The researchers predict that AI will have applications in almost every sector, from construction to financial services and many more. To understand the extent to which AI skills have spread beyond the software industry, we look at the year-over-year growth of these skills across industries. While the software industry stands out as the top field for professionals with AI skills, change is also vital in education and academia, hardware and networking, finance, and manufacturing.
When it comes to volumes, in particular, the education sector stands out as the industry where members added the second-highest number of basic AI skills in 2019, suggesting that the growth of AI is correlated with more research in the field.
Humans And Machines Everywhere
AI technologies are more ubiquitous than many people realise, and that’s true globally. The United States, China, India, Israel, and Germany rank as the countries with the highest penetration of AI skills among their workforce.
This increasing ubiquity raises philosophical questions about the nature of how we relate to our work on a human level. As AI skills become increasingly relevant, we want to understand better whether typically “human” skills, such as those related to personal characteristics, interpersonal communication, and cognitive skills, are also on the rise. The results shouldn’t surprise us: at least for now, interpersonal skills aren’t going anywhere.

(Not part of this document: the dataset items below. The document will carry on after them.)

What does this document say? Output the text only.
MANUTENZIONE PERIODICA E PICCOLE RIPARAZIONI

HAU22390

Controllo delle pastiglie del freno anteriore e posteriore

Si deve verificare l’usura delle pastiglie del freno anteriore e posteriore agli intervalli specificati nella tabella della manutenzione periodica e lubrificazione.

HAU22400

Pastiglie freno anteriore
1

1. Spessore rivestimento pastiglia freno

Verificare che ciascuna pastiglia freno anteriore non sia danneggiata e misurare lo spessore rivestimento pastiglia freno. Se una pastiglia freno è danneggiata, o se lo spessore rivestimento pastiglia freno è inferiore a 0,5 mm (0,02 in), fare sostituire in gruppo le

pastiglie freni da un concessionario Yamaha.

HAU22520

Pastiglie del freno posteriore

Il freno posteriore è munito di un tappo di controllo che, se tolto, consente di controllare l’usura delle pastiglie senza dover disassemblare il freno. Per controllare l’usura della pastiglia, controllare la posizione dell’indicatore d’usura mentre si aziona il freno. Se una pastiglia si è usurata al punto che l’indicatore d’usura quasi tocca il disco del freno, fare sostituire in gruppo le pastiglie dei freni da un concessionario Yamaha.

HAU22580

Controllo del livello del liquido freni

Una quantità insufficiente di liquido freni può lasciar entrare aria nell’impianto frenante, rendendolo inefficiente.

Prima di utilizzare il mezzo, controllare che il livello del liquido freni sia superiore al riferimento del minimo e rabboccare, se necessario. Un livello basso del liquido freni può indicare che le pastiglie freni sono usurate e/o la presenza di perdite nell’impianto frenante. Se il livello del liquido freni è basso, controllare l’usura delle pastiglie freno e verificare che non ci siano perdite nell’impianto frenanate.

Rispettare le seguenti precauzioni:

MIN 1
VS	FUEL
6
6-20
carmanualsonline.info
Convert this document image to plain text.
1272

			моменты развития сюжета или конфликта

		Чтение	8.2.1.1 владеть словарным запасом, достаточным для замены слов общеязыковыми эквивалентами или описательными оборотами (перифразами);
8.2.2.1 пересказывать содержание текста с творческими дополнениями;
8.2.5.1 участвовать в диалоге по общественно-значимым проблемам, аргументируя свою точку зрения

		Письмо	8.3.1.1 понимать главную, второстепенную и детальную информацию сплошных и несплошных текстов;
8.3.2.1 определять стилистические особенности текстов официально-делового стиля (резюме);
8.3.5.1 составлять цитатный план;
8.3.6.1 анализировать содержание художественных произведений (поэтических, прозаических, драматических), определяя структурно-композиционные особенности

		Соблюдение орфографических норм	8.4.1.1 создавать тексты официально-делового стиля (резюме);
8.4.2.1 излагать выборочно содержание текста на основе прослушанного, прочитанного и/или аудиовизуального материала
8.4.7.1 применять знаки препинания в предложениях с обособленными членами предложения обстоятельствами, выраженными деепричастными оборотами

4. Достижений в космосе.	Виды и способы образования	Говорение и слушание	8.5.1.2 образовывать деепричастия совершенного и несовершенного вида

In The Future of Jobs 2020 from the World Economic Forum, we found several human-centric occupations among the top ten most emerging disciplines. That is the occupations that have seen the highest growth in hiring in the last 5 years. The top emerging disciplines across all industries include marketing specialists and managers, human resources specialists and consultants, and user experience designers. These roles require an understanding of human behaviours and preferences, a skill set that fundamentally cannot be automated.
Additionally, several highly automatable jobs are among the top ten declining occupations. The occupations have experienced the most significant decreases in hiring in the last 5 years. These include administrative assistants, customer service representatives, accountants, and electrical/mechanical technicians. As the OECD points out, the risk of automation increases if the education level and skill levels for a position are generally low, and functions such as food preparation assistants, cleaners and helpers, and workers in mining, construction, manufacturing, and transportation are most at risk of automation.
As the world continues to invest in AI technologies, we will continue to assess their externalities and impact on the workforce, especially regarding opportunities for more effective education and retraining initiatives. As new skills emerge, governments, educational institutions, and employers need to consider creating training programs to equip people with the latest and changing skills required to keep up with the modern economy.